Source: /var/lib/pulp/published/yum/master/yum_distributor/Default_Organization-Library-rhel7-Red_Hat_Enterprise_Linux_Server-Red_Hat_Enterprise_Linux_7_Server_RPMs_x86_64_7Server/1472243944.1

Target: /var/lib/pulp/published/yum/https/repos/Default_Organization/Library/rhel7/content/dist/rhel/server/7/7Server/x86_64/os

May add more criteria to check but in order to restore confidence in the integrity of /var/lib/pulp, we need to be able to report on the state of this sub-directory.

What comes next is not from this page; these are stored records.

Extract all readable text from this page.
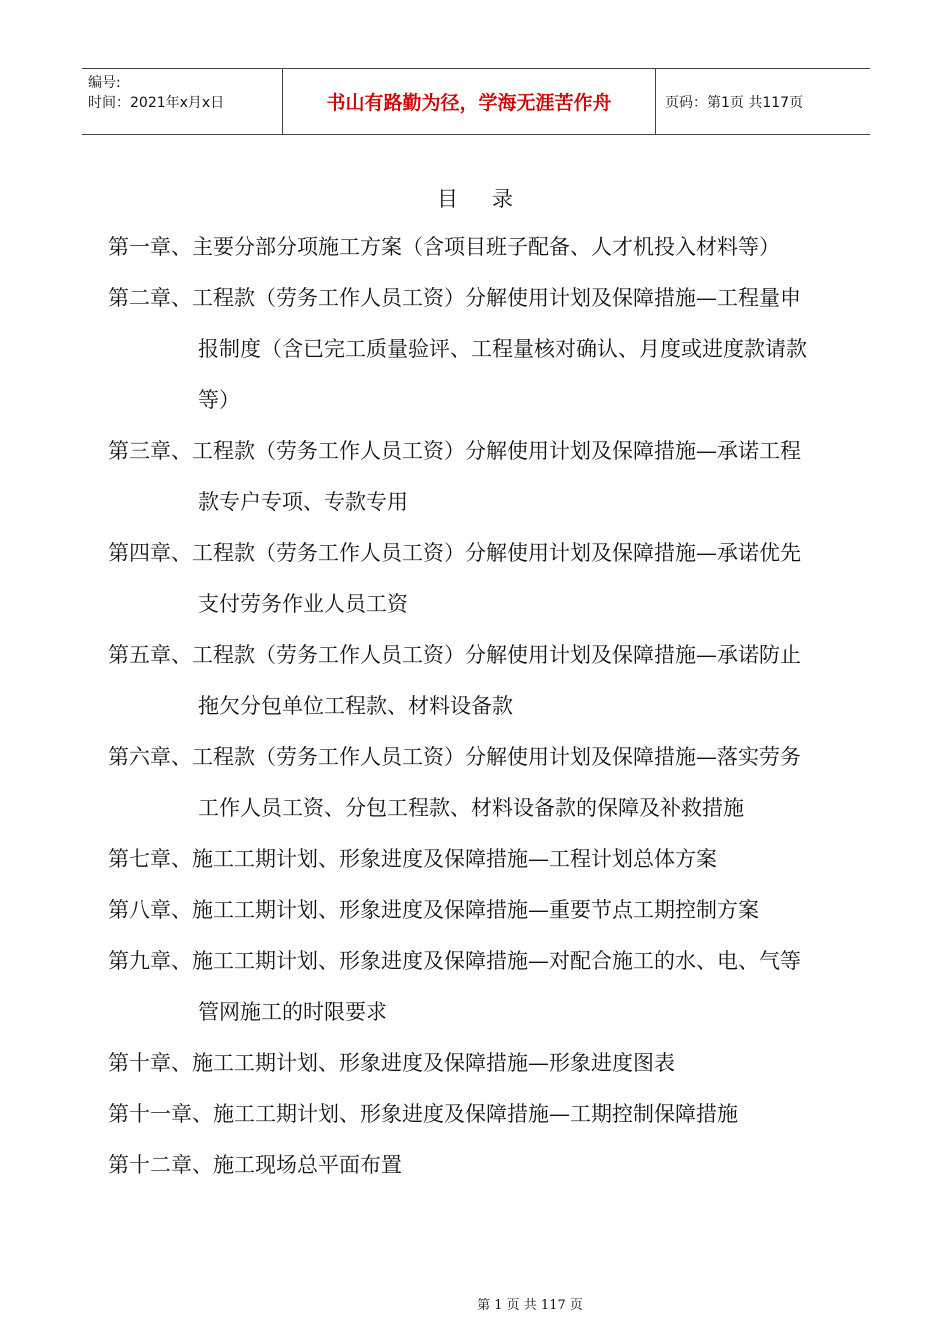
编号:
时间：2021年x月x日	书山有路勤为径，学海无涯苦作舟	页码：第1页 共117页
目录
第一章、主要分部分项施工方案（含项目班子配备、人才机投入材料等）
第二章、工程款（劳务工作人员工资）分解使用计划及保障措施—工程量申
报制度（含已完工质量验评、工程量核对确认、月度或进度款请款
等）
第三章、工程款（劳务工作人员工资）分解使用计划及保障措施—承诺工程
款专户专项、专款专用
第四章、工程款（劳务工作人员工资）分解使用计划及保障措施—承诺优先
支付劳务作业人员工资
第五章、工程款（劳务工作人员工资）分解使用计划及保障措施—承诺防止
拖欠分包单位工程款、材料设备款
第六章、工程款（劳务工作人员工资）分解使用计划及保障措施—落实劳务
工作人员工资、分包工程款、材料设备款的保障及补救措施
第七章、施工工期计划、形象进度及保障措施—工程计划总体方案
第八章、施工工期计划、形象进度及保障措施—重要节点工期控制方案
第九章、施工工期计划、形象进度及保障措施—对配合施工的水、电、气等
管网施工的时限要求
第十章、施工工期计划、形象进度及保障措施—形象进度图表
第十一章、施工工期计划、形象进度及保障措施—工期控制保障措施
第十二章、施工现场总平面布置
第 1 页 共 117 页
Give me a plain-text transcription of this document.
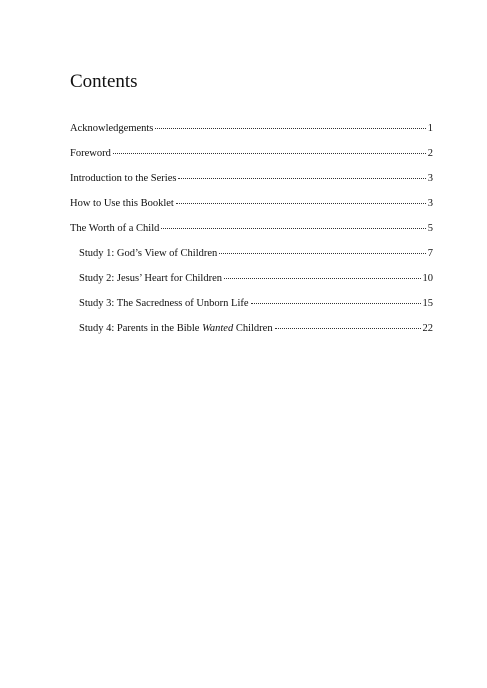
Contents
Acknowledgements	1
Foreword	2
Introduction to the Series	3
How to Use this Booklet	3
The Worth of a Child	5
Study 1: God’s View of Children	7
Study 2: Jesus’ Heart for Children	10
Study 3: The Sacredness of Unborn Life	15
Study 4: Parents in the Bible Wanted Children	22
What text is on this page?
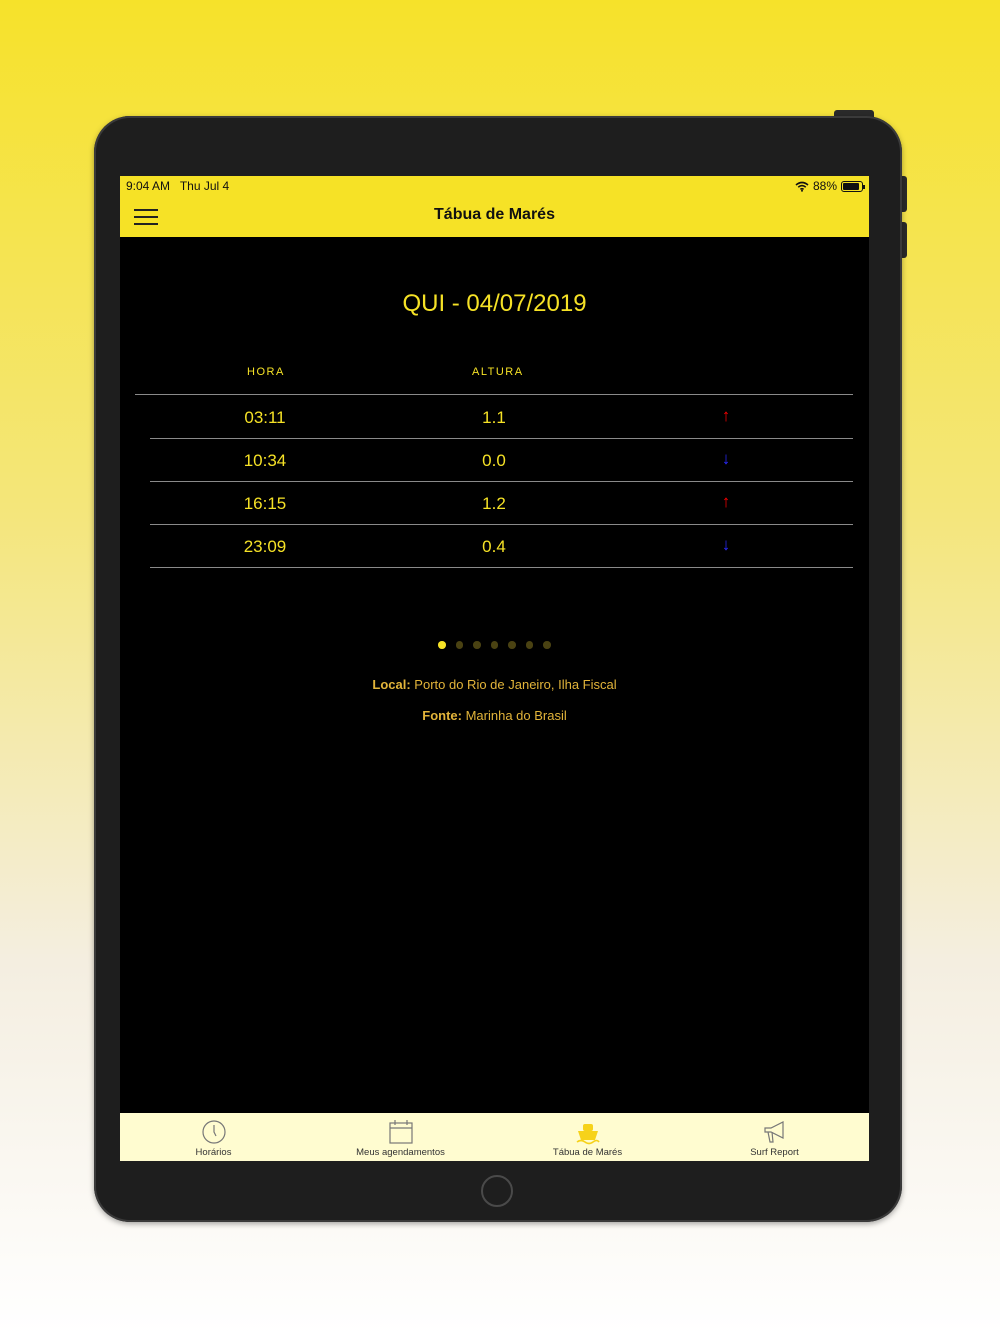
9:04 AM Thu Jul 4	88%
Tábua de Marés
QUI - 04/07/2019
HORA	ALTURA
03:11	1.1	↑
10:34	0.0	↓
16:15	1.2	↑
23:09	0.4	↓
Local: Porto do Rio de Janeiro, Ilha Fiscal
Fonte: Marinha do Brasil
Horários	Meus agendamentos	Tábua de Marés	Surf Report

Runtimes to generate this report are expected to be very long but this should not be a blocker for the implementation

History

#1 Updated by jortel@redhat.com 7 months ago

I imagine this would be a stand alone tool (script) that runs on each satellite/capsule and writes a report. The tool should display progress when possible and write a file containing the report.

Like:

$ tool -h

  -s  validate stored content file exists and match size/checksum when known.
  -b  validate symlinks (find broken)
  -m  validate that published metadata references valid symlinks
  -a  validate all.

  -p  restrict publishing validation to a specific directory.  default: /var/lib/pulp/published
  -o  path to generated report.

Some of the validation will require the tool to have content type specific knowledge so we need to determine which content types need to be supported. RPM has been specifically requested so let's start with that. The tool needs to be designed to support adding validation for additional content types as requested.

The tool should grab information about stale publishes and possibly qualify broken symlinks to reduce/eliminate false positives. Publishing is stale when the repository is sync'd after the last publish.

The report should have a heading for each test followed by summary and list of errors.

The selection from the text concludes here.